Putting a capper on what stands as one of Macdonald’s first significant decisions as Seattle’s head coach – the decision to replace Ryan Grubb after just one season – the Seahawks hired Klint Kubiak as their new offensive coordinator, a source confirmed to the Seattle Times Sunday afternoon.
The 37-year-old Kubiak, who spent last season as the offensive coordinator for the New Orleans, was one of six coaches known to have interviewed for the job and one of three who had second, in-person interviews.
Kubiak, who was also the offensive coordinator for the Vikings in 2021, had emerged as a favorite when he became the first to get a second and in-person interview on Jan. 17.
He also interviewed with the Cleveland Browns before they promoted Tommy Rees as OC and it was rumored he would draw interest from the Houston Texans.
Kubiak was free to interview for other jobs as New Orleans head coach Dennis Allen was fired after a 2-7 start with Darren Rizzi taking over as the interim coach. The Saints have yet to hire a permanent head coach but are thought zeroing in on Eagles offensive coordinator Kellen Moore.
Kubiak’s father, Gary, a longtime NFL quarterback and coach, was the offensive coordinator with the Ravens in 2014 when Macdonald began his coaching career there as a defensive coaching intern.
Macdonald fired Grubb almost exactly three weeks ago – on Jan. 6, the day after the 2024 season – calling the decision mostly an “alignment and vision thing.”
He hopes now to find that with Kubiak, a native of Houston, who played safety at Colorado State from 2005-09 before beginning his coaching career with three seasons at Texas A&M from 2010-12, and then two with the Vikings as an offensive quality control coach in 2013-14, a year at Kansas as receivers coach in 2015, then three years with Denver as an offensive assistant from 2016-18 and then to Minnesota in 2019.
Grant Udinski, the assistant offensive coordinator and assistant quarterbacks coach for the Minnesota Vikings, and Detroit Lions offensive line coach Hank Fraley also had two interviews for the job while Thomas Brown, who ended the 2024 season as the interim coach of the Chicago Bears former NFL QB and Tampa Bay offensive coordinator Byron Leftwich and Green Bay offensive coordinator Adam Stenavich also reportedly had one interview each.
Fraley, though, became out of the picture on Friday when it was revealed he was staying in Detroit with a promotion to run game coordinator.
There could be more moves afoot with Seattle’s offensive staff as Macdonald said the new OC would be given some leeway to add coaches as he saw fit.
Kubiak will be entrusted with reviving an offense that ranked 18th in points per game (22.1) and 14th in yards per game (332) in the first year under Grubb, who was hired last February to significant fanfare following his successful two-year run at the University of Washington.
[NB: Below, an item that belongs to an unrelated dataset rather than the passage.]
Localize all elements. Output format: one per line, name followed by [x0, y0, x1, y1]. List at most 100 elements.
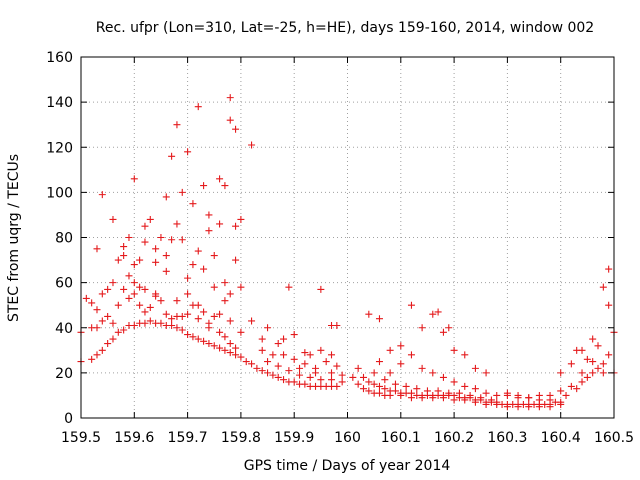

The most significant task will be improving a running attack that ranked 28th in yards per game at 95.7.
Seattle had the fifth-highest pass-to-run percentage, throwing it on 62.82% of downs in 2024.
Macdonald, who comes from a defensive background and from a Baltimore team that annually leads the NFL in run-play percentage, several times during the season talked of the team’s needs to run it more and better.
“What we’re shooting for as a football team is to just play better complementary ball in all three phases,’’ Macdonald said on the day after Grubb was fired.
But Macdonald noted several times of wanting an OC who was in better “alignment’’ than he had been with Grubb, which seemed a reference to some overall philosophical differences on how to run the offense, both on gameday and during the week.
“We want to have an open mind,’’ Macdonald said on Jan. 7 of the pending search. “We want to try to find the best fit for our football team and the guys we have on offense right now.”
And while there is an inevitable learning curve for any new OC, Macdonald said during his end-of-season news conference that expectations for what the Seahawks can do with a new OC will be high from the beginning.
“I think this is a heck of a job,’’ Macdonald said. “I mean it starts with the organization. I mean all the reasons why I felt like this is such a great place to, has been backed up tenfold. So that starts there. And then our players are really the next best. I mean, shoot, we got great players. We’ve got a great young core and shoot, I think it’s a heck of a job. I think it’s the best job out there.”